# How long did you make it?



## QtheDriver (Jan 16, 2019)

How long were you driving Uber before you inevitably got a 1 star rating from a passenger?


----------



## tohunt4me (Nov 23, 2015)

QtheDriver said:


> How long were you driving Uber before you inevitably got a 1 star rating from a passenger?


Dont remember.
Did over 20 rides myfirst day.
Was CLUELESS.

TOLD people for months that it was my" First Week Ubering".

Probably got a 1 star my first week .


----------



## Cableguynoe (Feb 14, 2017)

QtheDriver said:


> How long were you driving Uber before you inevitably got a 1 star rating from a passenger?


How long did you make it?


----------



## Pax Collector (Feb 18, 2018)

On day three. Lol 

Two college chicks on a poop ride pummeled me with everything they got.


----------



## JTTwentySeven (Jul 13, 2017)

Within the first 15 rides.
Teenagers (red flag) ordered a Pool (red flag) with 3 people (red flag)
Stupid me thought the cancellation % stays forever and I didn't want to be deactivated for too many cancellations. So I fought with them telling them to cancel and order an X, or I wasn't moving the car. They 1 starred me and reported me.

Noob mistakes.


----------



## Merc7186 (Jul 8, 2017)

I actually went almost 5 months before my first 1 star rating. The pax was a complete paxhole and I kicked them out halfway through the ride.

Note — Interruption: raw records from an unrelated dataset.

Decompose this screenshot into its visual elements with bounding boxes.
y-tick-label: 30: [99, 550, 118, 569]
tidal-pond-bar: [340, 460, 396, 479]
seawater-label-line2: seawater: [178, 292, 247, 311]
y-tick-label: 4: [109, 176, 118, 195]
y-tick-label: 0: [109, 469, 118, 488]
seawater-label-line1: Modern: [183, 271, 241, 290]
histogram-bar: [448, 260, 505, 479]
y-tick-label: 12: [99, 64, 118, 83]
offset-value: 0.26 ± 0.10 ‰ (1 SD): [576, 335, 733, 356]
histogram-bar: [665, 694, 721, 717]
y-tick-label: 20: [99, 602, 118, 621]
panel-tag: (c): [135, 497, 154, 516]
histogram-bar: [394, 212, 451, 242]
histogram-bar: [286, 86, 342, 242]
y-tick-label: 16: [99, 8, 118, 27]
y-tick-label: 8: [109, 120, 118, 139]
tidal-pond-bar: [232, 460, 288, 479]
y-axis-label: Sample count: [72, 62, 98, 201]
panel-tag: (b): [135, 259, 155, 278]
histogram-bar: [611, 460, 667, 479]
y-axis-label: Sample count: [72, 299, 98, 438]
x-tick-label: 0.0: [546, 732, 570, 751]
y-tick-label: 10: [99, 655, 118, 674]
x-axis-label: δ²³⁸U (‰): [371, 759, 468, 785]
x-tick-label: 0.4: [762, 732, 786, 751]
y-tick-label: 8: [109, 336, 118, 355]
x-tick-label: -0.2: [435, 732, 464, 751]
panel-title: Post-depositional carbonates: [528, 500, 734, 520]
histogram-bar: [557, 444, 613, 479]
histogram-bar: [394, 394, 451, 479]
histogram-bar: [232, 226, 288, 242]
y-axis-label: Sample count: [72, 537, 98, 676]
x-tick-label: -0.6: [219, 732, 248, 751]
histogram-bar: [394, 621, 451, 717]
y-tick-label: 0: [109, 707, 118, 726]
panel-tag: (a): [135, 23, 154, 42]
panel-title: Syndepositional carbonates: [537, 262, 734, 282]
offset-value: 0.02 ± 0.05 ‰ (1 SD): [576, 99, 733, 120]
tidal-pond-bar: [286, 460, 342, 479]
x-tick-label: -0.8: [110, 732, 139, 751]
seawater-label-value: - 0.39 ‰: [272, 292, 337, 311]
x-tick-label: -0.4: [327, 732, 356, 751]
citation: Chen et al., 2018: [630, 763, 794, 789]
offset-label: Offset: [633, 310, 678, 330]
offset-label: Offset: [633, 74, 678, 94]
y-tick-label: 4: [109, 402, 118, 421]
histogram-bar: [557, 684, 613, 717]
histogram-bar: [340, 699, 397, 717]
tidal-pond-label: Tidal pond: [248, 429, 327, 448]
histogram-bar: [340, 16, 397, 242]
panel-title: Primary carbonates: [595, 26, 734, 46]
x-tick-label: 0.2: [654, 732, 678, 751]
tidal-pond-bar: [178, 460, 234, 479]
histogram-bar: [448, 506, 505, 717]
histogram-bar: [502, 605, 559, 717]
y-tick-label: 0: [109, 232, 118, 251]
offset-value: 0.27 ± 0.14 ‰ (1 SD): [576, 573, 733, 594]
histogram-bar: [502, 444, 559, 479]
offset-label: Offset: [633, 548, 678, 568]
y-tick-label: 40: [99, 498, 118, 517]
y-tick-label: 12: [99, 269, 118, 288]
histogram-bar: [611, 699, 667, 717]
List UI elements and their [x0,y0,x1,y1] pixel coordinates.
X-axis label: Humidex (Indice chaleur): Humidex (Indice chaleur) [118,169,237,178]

We traded one star ratings.


----------



## MHR (Jul 23, 2017)

1 star - 1 year and I’m pretty sure whom did it. He got pissy because I was going 32 in a 30 mph speed zone and “ya know, like my neighbors walk their dogs down these sidewalks so nobody speeds, cause like we follow the rules around here to keep everyone safe.”

*sigh* 

Even when I got my 1st pax whom flagged me on everything they still gave me 4 stars.


----------



## BigRedDriver (Nov 28, 2018)

Probably a month. Dude was really abusive to his wife (verbally). Told him to knock it off or I’d leave him where we were. 

No surprise that the 1* showed up the next day.


----------



## PlayLoud (Jan 11, 2019)

After my first week, when my first ratings appears. I was all 5s and one 1.


----------



## FLKeys (Dec 27, 2018)

7+ months, have not got my first 1 star yet. I guess that is an advantage of being in a rural civilized area.

701 Uber trips 461 rated trips 444 - 5 Star, 14 - 4 Star, and 3 - 3 Star.
315 Lyft trips don't know how to see the Lyft break down, since I am 4.99 Star rated I'm guessing no 1 star their.


----------



## TomTheAnt (Jan 1, 2019)

11 days.

https://uberpeople.net/threads/yay-got-my-first-1.304915/


----------



## ANT 7 (Oct 14, 2018)

My first week.


----------



## welikecamping (Nov 27, 2018)

still working on it.


----------



## QtheDriver (Jan 16, 2019)

Cableguynoe said:


> How long did you make it?


80 rides in, still going strong.


----------



## Bus Bozo (May 25, 2018)

Seven months.


----------



## Delilah5 (Mar 20, 2017)

dont really care because they must have been assholes


----------



## welikecamping (Nov 27, 2018)

Well, it took me almost 10 months, and driving for uber to get my first one star. IMHO, it was a retaliation rating as I had previously 1-starred this woman who was trying to game the system - unfortunately, she was already in the car and I didn't have the heart to boot her back out. The next day I got my first one star. One thing I've noticed since starting uber, there are a lot more less than five passengers. Maybe it's because the stupid system forces you to rate them immediately, and having just been irritated by a passenger, you are less generous


----------